The halt of crude oil deliveries to Spain and earlier to Greece, Britain and France signals a continuation of Tehran's pre-emptive stoppage of supplies to the European Union. The EU in January agreed on an embargo against Iranian oil as of July and a freeze on the accounts of the Iranian Central Bank in a bid to force Tehran to stop its uranium enrichment program.

Iran in return warned that it would only accept long-term contracts for oil exports or would otherwise continue to cut supplies to individual nations, which were unwilling to play along.

Hardened fronts

An estimated 18 percent of Iranian oil exports have gone to the EU, in large parts to Italy, Greece and Spain. The main customers, however, are India, Japan, South Korea and Turkey.

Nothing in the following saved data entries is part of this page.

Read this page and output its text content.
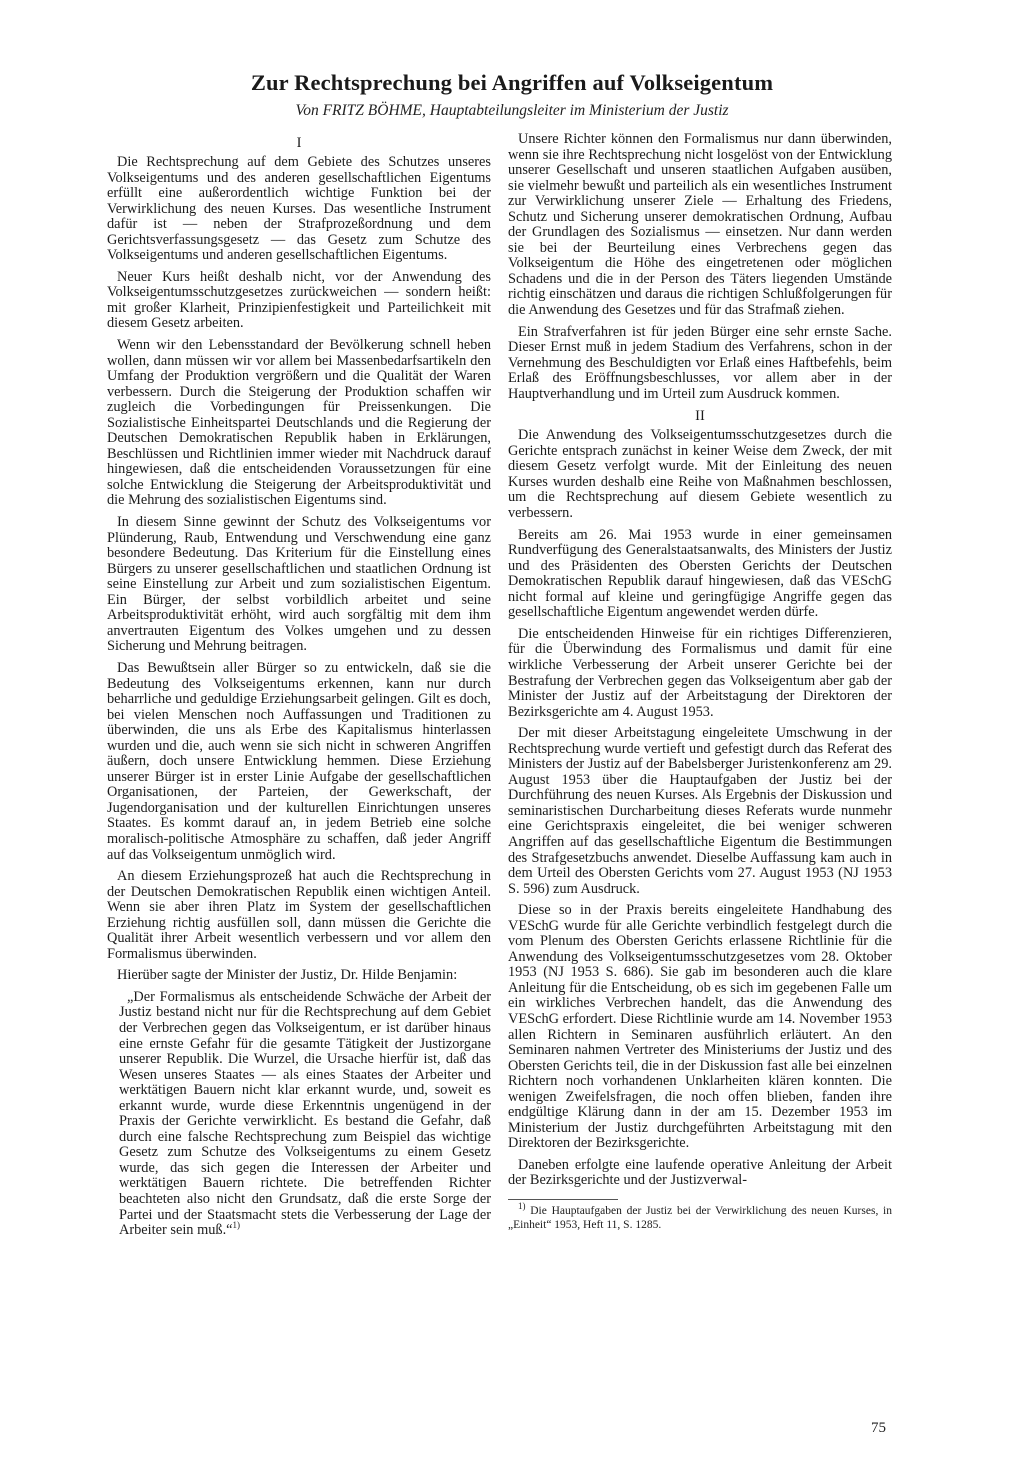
Zur Rechtsprechung bei Angriffen auf Volkseigentum

Von FRITZ BÖHME, Hauptabteilungsleiter im Ministerium der Justiz

I

Die Rechtsprechung auf dem Gebiete des Schutzes unseres Volkseigentums und des anderen gesellschaftlichen Eigentums erfüllt eine außerordentlich wichtige Funktion bei der Verwirklichung des neuen Kurses. Das wesentliche Instrument dafür ist — neben der Strafprozeßordnung und dem Gerichtsverfassungsgesetz — das Gesetz zum Schutze des Volkseigentums und anderen gesellschaftlichen Eigentums.

Neuer Kurs heißt deshalb nicht, vor der Anwendung des Volkseigentumsschutzgesetzes zurückweichen — sondern heißt: mit großer Klarheit, Prinzipienfestigkeit und Parteilichkeit mit diesem Gesetz arbeiten.

Wenn wir den Lebensstandard der Bevölkerung schnell heben wollen, dann müssen wir vor allem bei Massenbedarfsartikeln den Umfang der Produktion vergrößern und die Qualität der Waren verbessern. Durch die Steigerung der Produktion schaffen wir zugleich die Vorbedingungen für Preissenkungen. Die Sozialistische Einheitspartei Deutschlands und die Regierung der Deutschen Demokratischen Republik haben in Erklärungen, Beschlüssen und Richtlinien immer wieder mit Nachdruck darauf hingewiesen, daß die entscheidenden Voraussetzungen für eine solche Entwicklung die Steigerung der Arbeitsproduktivität und die Mehrung des sozialistischen Eigentums sind.

In diesem Sinne gewinnt der Schutz des Volkseigentums vor Plünderung, Raub, Entwendung und Verschwendung eine ganz besondere Bedeutung. Das Kriterium für die Einstellung eines Bürgers zu unserer gesellschaftlichen und staatlichen Ordnung ist seine Einstellung zur Arbeit und zum sozialistischen Eigentum. Ein Bürger, der selbst vorbildlich arbeitet und seine Arbeitsproduktivität erhöht, wird auch sorgfältig mit dem ihm anvertrauten Eigentum des Volkes umgehen und zu dessen Sicherung und Mehrung beitragen.

Das Bewußtsein aller Bürger so zu entwickeln, daß sie die Bedeutung des Volkseigentums erkennen, kann nur durch beharrliche und geduldige Erziehungsarbeit gelingen. Gilt es doch, bei vielen Menschen noch Auffassungen und Traditionen zu überwinden, die uns als Erbe des Kapitalismus hinterlassen wurden und die, auch wenn sie sich nicht in schweren Angriffen äußern, doch unsere Entwicklung hemmen. Diese Erziehung unserer Bürger ist in erster Linie Aufgabe der gesellschaftlichen Organisationen, der Parteien, der Gewerkschaft, der Jugendorganisation und der kulturellen Einrichtungen unseres Staates. Es kommt darauf an, in jedem Betrieb eine solche moralisch-politische Atmosphäre zu schaffen, daß jeder Angriff auf das Volkseigentum unmöglich wird.

An diesem Erziehungsprozeß hat auch die Rechtsprechung in der Deutschen Demokratischen Republik einen wichtigen Anteil. Wenn sie aber ihren Platz im System der gesellschaftlichen Erziehung richtig ausfüllen soll, dann müssen die Gerichte die Qualität ihrer Arbeit wesentlich verbessern und vor allem den Formalismus überwinden.

Hierüber sagte der Minister der Justiz, Dr. Hilde Benjamin:

„Der Formalismus als entscheidende Schwäche der Arbeit der Justiz bestand nicht nur für die Rechtsprechung auf dem Gebiet der Verbrechen gegen das Volkseigentum, er ist darüber hinaus eine ernste Gefahr für die gesamte Tätigkeit der Justizorgane unserer Republik. Die Wurzel, die Ursache hierfür ist, daß das Wesen unseres Staates — als eines Staates der Arbeiter und werktätigen Bauern nicht klar erkannt wurde, und, soweit es erkannt wurde, wurde diese Erkenntnis ungenügend in der Praxis der Gerichte verwirklicht. Es bestand die Gefahr, daß durch eine falsche Rechtsprechung zum Beispiel das wichtige Gesetz zum Schutze des Volkseigentums zu einem Gesetz wurde, das sich gegen die Interessen der Arbeiter und werktätigen Bauern richtete. Die betreffenden Richter beachteten also nicht den Grundsatz, daß die erste Sorge der Partei und der Staatsmacht stets die Verbesserung der Lage der Arbeiter sein muß.“$^{1)}$

Unsere Richter können den Formalismus nur dann überwinden, wenn sie ihre Rechtsprechung nicht losgelöst von der Entwicklung unserer Gesellschaft und unseren staatlichen Aufgaben ausüben, sie vielmehr bewußt und parteilich als ein wesentliches Instrument zur Verwirklichung unserer Ziele — Erhaltung des Friedens, Schutz und Sicherung unserer demokratischen Ordnung, Aufbau der Grundlagen des Sozialismus — einsetzen. Nur dann werden sie bei der Beurteilung eines Verbrechens gegen das Volkseigentum die Höhe des eingetretenen oder möglichen Schadens und die in der Person des Täters liegenden Umstände richtig einschätzen und daraus die richtigen Schlußfolgerungen für die Anwendung des Gesetzes und für das Strafmaß ziehen.

Ein Strafverfahren ist für jeden Bürger eine sehr ernste Sache. Dieser Ernst muß in jedem Stadium des Verfahrens, schon in der Vernehmung des Beschuldigten vor Erlaß eines Haftbefehls, beim Erlaß des Eröffnungsbeschlusses, vor allem aber in der Hauptverhandlung und im Urteil zum Ausdruck kommen.

II

Die Anwendung des Volkseigentumsschutzgesetzes durch die Gerichte entsprach zunächst in keiner Weise dem Zweck, der mit diesem Gesetz verfolgt wurde. Mit der Einleitung des neuen Kurses wurden deshalb eine Reihe von Maßnahmen beschlossen, um die Rechtsprechung auf diesem Gebiete wesentlich zu verbessern.

Bereits am 26. Mai 1953 wurde in einer gemeinsamen Rundverfügung des Generalstaatsanwalts, des Ministers der Justiz und des Präsidenten des Obersten Gerichts der Deutschen Demokratischen Republik darauf hingewiesen, daß das VESchG nicht formal auf kleine und geringfügige Angriffe gegen das gesellschaftliche Eigentum angewendet werden dürfe.

Die entscheidenden Hinweise für ein richtiges Differenzieren, für die Überwindung des Formalismus und damit für eine wirkliche Verbesserung der Arbeit unserer Gerichte bei der Bestrafung der Verbrechen gegen das Volkseigentum aber gab der Minister der Justiz auf der Arbeitstagung der Direktoren der Bezirksgerichte am 4. August 1953.

Der mit dieser Arbeitstagung eingeleitete Umschwung in der Rechtsprechung wurde vertieft und gefestigt durch das Referat des Ministers der Justiz auf der Babelsberger Juristenkonferenz am 29. August 1953 über die Hauptaufgaben der Justiz bei der Durchführung des neuen Kurses. Als Ergebnis der Diskussion und seminaristischen Durcharbeitung dieses Referats wurde nunmehr eine Gerichtspraxis eingeleitet, die bei weniger schweren Angriffen auf das gesellschaftliche Eigentum die Bestimmungen des Strafgesetzbuchs anwendet. Dieselbe Auffassung kam auch in dem Urteil des Obersten Gerichts vom 27. August 1953 (NJ 1953 S. 596) zum Ausdruck.

Diese so in der Praxis bereits eingeleitete Handhabung des VESchG wurde für alle Gerichte verbindlich festgelegt durch die vom Plenum des Obersten Gerichts erlassene Richtlinie für die Anwendung des Volkseigentumsschutzgesetzes vom 28. Oktober 1953 (NJ 1953 S. 686). Sie gab im besonderen auch die klare Anleitung für die Entscheidung, ob es sich im gegebenen Falle um ein wirkliches Verbrechen handelt, das die Anwendung des VESchG erfordert. Diese Richtlinie wurde am 14. November 1953 allen Richtern in Seminaren ausführlich erläutert. An den Seminaren nahmen Vertreter des Ministeriums der Justiz und des Obersten Gerichts teil, die in der Diskussion fast alle bei einzelnen Richtern noch vorhandenen Unklarheiten klären konnten. Die wenigen Zweifelsfragen, die noch offen blieben, fanden ihre endgültige Klärung dann in der am 15. Dezember 1953 im Ministerium der Justiz durchgeführten Arbeitstagung mit den Direktoren der Bezirksgerichte.

Daneben erfolgte eine laufende operative Anleitung der Arbeit der Bezirksgerichte und der Justizverwal-

$^{1)}$ Die Hauptaufgaben der Justiz bei der Verwirklichung des neuen Kurses, in „Einheit“ 1953, Heft 11, S. 1285.

75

The cutting of oil exports to Spain came ahead of a new round of talks on Saturday between Iran and world powers on Tehran's controversial nuclear program. Western nations have been suspecting Iran of developing a nuclear weapons capability.

Iranian President Mahmoud Ahmadinejad insisted that western oil sanctions against his country would have no impact. "The West wants to embargo our oil to weaken us, but it will not succeed," Ahmadinejad said on Tuesday in a televised speech in the southern Persian Gulf port of Bandar Abbas.

"We have sufficient foreign currency reserves and can do without exporting a single oil barrel for two or even three years", he added.